The investigation, spurred by the conservative media, is believed to be focusing on Dr. Melgen's finances and the allegations about Mr. Menendez's trips and contact with prostitutes. A Menendez spokesman could not be reached for comment, nor could the doctor.
Dr. Melgen has an outstanding IRS lien of $11.1 million for taxes owed from 2006 to 2009, according to records filed with the Palm Beach County recorder's office. A previous IRS lien for $6.2 million was released in 2011.
Despite those financial problems, Dr. Melgen and his family have contributed at least $357,000 to candidates and committees since 1998, according to Florida and federal campaign records. Of that, the Melgens have contributed about 9 percent to Mr. Menendez's federal campaigns.
Dr. Melgen also owns a private CL-600 Challenger plane through one of his West Palm Beach-based companies and frequently flies between South Florida and Casa de Campo in the Dominican Republic, his native country.
Mr. Menendez has flown on the plane at least once, his office has said, when he was the Democratic Senatorial Campaign Committee chairman from 2009 to 2011, when the Melgens contributed about $60,400 to the group. A spokeswoman had previously said Mr. Menendez and Dr. Melgen are longtime friends and that the senator did nothing improper.
Dr. Melgen was first linked to Mr. Menendez just before the November elections, when the conservative Daily Caller website interviewed two alleged prostitutes who said they had relations with the New Jersey Democrat at Dr. Melgen's Dominican Republic mansion in Casa de Campo. After the election, the news died down. But then, days before Mr. Menendez was about to start leading the Senate Foreign Relations Committee as chairman, reporters started receiving a 58-page dossier of emails between a Miami FBI agent and a tipster who claimed that some of the prostitutes had been underage.
"I'm not going to respond to the fallacious allegations of your story," Mr. Menendez told the Daily Caller when a reporter caught up with him Monday on a train in Washington. At the time, Mr. Menendez had just stepped into the national spotlight along with Sen. Marco Rubio, R-Fla., and six other senators, all of whom are hammering out a highly watched immigration plan that is the talk of Washington.
Mr. Rubio is one of the few big-name Florida politicians who has not received campaign money from the Melgens, who have contributed to Sen. Bill Nelson and Reps.
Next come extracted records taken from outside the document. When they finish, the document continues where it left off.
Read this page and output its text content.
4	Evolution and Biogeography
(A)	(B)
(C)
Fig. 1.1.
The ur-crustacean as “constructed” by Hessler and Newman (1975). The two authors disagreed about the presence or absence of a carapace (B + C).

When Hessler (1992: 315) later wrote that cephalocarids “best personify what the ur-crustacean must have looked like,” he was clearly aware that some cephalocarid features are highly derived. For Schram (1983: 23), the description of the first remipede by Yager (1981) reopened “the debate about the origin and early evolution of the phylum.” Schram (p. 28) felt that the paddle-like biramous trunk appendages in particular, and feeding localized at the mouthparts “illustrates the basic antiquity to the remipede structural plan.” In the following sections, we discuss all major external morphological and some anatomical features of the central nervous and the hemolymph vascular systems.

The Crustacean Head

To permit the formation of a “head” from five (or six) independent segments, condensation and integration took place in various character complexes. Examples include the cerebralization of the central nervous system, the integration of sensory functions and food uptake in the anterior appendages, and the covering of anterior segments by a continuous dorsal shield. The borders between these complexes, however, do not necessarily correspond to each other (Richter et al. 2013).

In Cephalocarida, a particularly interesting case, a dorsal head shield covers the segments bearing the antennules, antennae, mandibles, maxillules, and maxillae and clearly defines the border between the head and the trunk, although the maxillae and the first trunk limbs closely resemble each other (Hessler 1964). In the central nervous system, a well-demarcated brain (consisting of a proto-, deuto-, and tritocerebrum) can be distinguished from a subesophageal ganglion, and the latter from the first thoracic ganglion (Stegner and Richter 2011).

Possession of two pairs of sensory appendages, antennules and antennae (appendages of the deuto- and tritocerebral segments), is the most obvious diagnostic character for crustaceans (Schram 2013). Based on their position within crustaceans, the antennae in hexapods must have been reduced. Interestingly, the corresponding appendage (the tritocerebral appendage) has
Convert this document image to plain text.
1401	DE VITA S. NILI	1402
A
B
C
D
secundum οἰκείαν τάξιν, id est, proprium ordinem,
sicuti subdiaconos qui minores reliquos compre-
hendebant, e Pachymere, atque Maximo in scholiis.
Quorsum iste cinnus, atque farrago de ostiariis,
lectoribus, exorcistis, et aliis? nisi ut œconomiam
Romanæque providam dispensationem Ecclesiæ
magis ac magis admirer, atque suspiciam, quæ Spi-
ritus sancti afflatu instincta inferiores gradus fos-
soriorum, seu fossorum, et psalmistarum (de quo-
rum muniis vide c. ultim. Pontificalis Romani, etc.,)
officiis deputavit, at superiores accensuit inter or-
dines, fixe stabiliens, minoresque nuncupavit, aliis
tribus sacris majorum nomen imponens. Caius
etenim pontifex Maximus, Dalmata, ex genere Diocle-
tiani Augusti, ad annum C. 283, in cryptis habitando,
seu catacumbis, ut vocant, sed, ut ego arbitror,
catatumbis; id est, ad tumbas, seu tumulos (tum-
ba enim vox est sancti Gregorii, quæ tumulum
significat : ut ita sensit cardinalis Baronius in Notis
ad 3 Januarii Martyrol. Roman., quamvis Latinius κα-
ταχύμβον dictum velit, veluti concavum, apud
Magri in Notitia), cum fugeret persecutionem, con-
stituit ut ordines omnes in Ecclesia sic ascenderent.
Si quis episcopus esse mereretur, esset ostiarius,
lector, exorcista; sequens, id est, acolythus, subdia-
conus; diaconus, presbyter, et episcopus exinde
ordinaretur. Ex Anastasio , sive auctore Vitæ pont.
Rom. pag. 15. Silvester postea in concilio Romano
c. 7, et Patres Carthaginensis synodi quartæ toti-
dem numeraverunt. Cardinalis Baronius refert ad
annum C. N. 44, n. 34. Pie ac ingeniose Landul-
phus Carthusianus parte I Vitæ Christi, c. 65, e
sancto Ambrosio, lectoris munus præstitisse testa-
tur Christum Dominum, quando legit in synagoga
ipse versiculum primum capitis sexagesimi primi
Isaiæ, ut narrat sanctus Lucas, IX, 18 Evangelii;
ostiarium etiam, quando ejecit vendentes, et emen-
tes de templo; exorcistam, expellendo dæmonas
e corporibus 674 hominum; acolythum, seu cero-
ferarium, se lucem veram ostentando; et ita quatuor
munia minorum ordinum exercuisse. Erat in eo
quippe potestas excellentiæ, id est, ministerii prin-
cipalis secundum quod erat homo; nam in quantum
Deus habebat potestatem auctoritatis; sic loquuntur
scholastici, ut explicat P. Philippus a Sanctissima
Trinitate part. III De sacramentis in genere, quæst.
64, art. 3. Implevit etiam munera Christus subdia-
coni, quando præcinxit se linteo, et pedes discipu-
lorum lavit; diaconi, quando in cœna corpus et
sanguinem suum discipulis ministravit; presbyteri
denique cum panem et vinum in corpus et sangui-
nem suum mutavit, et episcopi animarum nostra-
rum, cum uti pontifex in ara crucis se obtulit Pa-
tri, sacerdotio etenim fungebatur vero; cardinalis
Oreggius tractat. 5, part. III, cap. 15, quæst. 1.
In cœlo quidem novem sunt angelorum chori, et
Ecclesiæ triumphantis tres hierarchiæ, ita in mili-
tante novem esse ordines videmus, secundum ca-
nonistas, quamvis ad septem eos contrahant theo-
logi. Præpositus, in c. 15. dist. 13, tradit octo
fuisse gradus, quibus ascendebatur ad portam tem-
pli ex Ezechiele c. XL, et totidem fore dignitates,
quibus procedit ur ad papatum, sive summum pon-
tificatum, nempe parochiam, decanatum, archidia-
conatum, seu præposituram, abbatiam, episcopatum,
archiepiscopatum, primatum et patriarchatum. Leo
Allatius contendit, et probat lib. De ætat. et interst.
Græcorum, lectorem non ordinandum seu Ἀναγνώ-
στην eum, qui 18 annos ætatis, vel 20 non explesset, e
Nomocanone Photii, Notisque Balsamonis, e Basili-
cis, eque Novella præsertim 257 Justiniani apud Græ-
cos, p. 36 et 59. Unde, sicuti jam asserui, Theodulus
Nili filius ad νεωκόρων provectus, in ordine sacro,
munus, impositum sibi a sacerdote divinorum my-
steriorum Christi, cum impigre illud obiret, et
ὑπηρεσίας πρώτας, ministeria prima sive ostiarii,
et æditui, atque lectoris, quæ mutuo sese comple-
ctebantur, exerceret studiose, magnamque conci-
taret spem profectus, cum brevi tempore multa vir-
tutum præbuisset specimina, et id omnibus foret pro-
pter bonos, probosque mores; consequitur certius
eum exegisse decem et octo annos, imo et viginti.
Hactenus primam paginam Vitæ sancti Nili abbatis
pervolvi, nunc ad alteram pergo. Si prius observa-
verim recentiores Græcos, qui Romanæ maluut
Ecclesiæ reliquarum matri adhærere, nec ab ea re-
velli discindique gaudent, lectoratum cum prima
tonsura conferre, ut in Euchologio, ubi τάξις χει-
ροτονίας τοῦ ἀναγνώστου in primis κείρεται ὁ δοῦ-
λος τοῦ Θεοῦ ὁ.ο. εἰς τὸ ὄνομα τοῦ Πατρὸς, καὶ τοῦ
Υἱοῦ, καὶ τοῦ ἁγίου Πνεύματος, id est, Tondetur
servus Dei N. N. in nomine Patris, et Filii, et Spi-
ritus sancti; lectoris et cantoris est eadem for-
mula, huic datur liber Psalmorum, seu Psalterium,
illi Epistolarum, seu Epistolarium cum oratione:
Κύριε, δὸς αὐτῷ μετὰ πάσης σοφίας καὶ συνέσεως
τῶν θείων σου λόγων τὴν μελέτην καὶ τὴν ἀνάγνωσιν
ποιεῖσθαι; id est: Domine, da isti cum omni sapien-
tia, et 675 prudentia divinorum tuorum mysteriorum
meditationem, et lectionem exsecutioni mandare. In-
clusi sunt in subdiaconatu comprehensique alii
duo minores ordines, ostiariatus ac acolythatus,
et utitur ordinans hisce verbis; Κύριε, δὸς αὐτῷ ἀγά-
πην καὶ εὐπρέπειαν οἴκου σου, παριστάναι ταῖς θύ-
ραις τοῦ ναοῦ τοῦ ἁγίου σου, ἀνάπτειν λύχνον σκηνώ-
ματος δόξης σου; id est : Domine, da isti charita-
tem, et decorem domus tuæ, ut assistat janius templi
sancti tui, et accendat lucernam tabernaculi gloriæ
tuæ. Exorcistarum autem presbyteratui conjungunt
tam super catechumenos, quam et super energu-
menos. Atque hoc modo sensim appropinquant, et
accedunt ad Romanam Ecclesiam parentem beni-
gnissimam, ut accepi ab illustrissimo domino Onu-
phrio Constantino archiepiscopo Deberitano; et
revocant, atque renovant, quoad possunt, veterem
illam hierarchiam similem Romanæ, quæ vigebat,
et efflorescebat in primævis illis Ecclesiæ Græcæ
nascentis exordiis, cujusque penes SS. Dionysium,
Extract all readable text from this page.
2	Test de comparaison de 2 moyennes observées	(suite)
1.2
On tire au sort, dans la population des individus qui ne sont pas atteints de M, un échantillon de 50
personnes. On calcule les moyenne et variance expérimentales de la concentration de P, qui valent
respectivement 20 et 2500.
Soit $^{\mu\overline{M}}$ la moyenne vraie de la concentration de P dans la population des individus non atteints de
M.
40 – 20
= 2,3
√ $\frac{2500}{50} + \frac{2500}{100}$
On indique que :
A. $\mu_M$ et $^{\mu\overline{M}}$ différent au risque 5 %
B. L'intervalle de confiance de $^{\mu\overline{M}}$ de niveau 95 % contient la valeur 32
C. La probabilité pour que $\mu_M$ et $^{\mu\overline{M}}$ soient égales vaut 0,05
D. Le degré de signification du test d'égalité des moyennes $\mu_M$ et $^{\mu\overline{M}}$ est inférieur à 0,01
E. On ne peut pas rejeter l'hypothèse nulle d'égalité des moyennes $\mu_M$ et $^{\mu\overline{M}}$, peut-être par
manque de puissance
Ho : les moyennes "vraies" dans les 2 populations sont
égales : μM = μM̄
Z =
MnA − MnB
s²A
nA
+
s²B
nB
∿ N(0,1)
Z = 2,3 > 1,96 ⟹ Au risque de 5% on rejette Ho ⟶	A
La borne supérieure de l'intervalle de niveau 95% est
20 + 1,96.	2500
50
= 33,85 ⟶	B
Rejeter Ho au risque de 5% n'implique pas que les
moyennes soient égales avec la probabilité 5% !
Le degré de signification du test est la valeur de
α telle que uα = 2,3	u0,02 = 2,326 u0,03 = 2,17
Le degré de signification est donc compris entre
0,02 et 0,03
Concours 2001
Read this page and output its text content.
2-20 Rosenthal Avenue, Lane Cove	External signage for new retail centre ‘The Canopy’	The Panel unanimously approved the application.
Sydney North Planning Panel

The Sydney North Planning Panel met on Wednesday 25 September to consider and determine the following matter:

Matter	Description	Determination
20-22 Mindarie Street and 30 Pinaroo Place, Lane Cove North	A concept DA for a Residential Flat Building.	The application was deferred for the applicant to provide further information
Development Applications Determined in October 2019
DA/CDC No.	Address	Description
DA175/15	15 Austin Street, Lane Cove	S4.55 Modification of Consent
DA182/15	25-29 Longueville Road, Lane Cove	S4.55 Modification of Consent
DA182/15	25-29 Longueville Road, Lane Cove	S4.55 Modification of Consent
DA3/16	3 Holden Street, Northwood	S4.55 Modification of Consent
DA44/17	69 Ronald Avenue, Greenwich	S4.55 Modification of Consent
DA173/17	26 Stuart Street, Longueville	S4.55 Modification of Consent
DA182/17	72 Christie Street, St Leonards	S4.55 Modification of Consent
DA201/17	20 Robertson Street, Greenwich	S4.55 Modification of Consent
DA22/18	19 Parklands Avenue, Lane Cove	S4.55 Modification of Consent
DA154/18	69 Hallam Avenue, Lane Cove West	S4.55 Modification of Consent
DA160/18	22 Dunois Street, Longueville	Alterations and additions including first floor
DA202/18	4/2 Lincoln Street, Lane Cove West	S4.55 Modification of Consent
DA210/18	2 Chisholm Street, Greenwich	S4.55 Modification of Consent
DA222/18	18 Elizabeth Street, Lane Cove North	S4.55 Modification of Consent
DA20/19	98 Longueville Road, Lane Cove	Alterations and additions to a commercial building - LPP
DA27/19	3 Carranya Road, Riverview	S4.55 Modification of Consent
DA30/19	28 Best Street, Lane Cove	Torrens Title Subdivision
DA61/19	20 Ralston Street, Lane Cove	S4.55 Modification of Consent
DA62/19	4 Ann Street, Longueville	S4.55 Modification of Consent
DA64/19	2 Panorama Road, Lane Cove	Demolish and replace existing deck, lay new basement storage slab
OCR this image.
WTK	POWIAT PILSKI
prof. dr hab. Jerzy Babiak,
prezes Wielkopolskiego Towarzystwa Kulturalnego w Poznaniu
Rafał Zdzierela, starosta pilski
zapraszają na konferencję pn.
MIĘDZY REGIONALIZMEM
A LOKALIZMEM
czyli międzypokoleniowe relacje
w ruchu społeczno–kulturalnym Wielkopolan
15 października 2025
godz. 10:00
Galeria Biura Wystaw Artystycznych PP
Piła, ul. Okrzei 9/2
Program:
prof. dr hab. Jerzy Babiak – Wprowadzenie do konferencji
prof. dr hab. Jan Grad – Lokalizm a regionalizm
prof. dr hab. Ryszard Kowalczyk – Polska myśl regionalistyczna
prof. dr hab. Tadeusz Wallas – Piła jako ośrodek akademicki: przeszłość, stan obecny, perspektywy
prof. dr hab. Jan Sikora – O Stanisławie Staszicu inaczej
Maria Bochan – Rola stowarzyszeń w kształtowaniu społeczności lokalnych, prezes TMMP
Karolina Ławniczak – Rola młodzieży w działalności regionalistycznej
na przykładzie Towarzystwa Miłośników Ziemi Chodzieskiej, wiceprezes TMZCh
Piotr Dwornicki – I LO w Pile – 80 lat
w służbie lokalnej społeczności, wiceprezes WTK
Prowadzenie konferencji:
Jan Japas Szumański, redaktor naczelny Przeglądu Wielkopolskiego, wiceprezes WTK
Debbie Wasserman Schultz, Joe Garcia, Ileana Ros-Lehtinen and Mario Diaz-Balart, among others.
The FBI would not comment on the e-mails, and the agent, Regino Chavez, did not return calls or emails. But sources told The Miami Herald that the emails are real. The emails from Agent Chavez show that he tried to find out what happened. But the tipster, who went by the name "Peter Williams," refused to talk to him by phone or meet him face to face.